The National Audit Office (NAO) has heavily criticised the former Department of Energy and Climate Change for allowing the Levy Control Framework cap to be exceeded in large part due to excessively high offshore wind costs.
In its report, ‘Controlling the consumer-funded costs of energy policies: The Levy Control Framework’, the NAO highlighted DECC’s inaccurate load factor calculations for failing to meet the £7.6bn cap on costs of low-carbon energy schemes up to 2020-21.
The LCF is currently forecast to hit £8.7bn in 2020-21.
The NAO said underestimated load factors for the five offshore wind farms awarded FIDeR (Final Investment Decision enabling Renewables) contracts and two auctioned CfDs were “crucial” to the overspend.

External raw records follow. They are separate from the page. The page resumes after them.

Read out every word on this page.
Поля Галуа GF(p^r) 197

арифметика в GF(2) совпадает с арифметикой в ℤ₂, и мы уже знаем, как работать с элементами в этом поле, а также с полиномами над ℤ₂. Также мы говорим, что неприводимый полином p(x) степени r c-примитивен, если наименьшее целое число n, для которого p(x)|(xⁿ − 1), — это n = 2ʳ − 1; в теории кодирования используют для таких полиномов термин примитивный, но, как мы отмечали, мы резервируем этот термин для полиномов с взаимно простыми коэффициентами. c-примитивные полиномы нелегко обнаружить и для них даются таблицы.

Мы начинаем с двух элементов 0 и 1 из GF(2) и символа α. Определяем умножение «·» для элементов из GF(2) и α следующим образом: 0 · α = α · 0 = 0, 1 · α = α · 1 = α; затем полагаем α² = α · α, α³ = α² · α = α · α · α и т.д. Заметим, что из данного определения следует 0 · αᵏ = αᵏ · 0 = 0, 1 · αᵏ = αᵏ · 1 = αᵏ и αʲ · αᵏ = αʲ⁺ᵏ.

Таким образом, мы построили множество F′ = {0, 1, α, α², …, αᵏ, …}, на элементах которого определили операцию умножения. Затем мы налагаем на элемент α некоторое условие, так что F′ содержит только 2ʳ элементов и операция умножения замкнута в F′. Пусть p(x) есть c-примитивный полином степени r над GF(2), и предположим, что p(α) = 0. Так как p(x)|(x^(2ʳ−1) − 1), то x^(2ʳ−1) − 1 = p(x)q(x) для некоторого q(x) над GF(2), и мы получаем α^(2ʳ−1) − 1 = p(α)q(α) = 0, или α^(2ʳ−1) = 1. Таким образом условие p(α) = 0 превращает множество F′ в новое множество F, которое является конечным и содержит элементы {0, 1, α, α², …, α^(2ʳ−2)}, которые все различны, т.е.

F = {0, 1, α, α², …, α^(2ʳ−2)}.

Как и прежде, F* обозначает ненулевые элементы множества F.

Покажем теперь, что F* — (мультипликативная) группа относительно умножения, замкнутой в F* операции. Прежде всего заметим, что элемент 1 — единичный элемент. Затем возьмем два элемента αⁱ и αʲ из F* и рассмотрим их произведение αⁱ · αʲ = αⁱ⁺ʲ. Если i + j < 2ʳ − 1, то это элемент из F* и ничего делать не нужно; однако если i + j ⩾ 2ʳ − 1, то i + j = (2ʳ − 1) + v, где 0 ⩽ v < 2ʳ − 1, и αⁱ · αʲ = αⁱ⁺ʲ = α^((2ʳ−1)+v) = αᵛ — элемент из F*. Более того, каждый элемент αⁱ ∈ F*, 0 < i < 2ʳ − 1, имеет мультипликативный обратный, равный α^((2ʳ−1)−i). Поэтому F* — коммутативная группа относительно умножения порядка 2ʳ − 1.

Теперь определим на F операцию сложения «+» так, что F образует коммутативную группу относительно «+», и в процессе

“One of the department’s crucial assumptions, the load factor of new-build offshore wind turbines, was not updated for 18 months, despite indications during this time that it may have been contributing to an underestimation of costs,” it said.
“Between 2013 and 2015, there was a two-year break between substantive exercises to gather data on technology costs. This was despite the fact that during this time the department entered into £615m of new commitments under the LCF by auctioning off CfDs.”
The report noted the Competition and Markets Authority’s estimate that the FIDeRs for offshore wind may have cost £250-£310m a year more than if they had also been subject to price competition.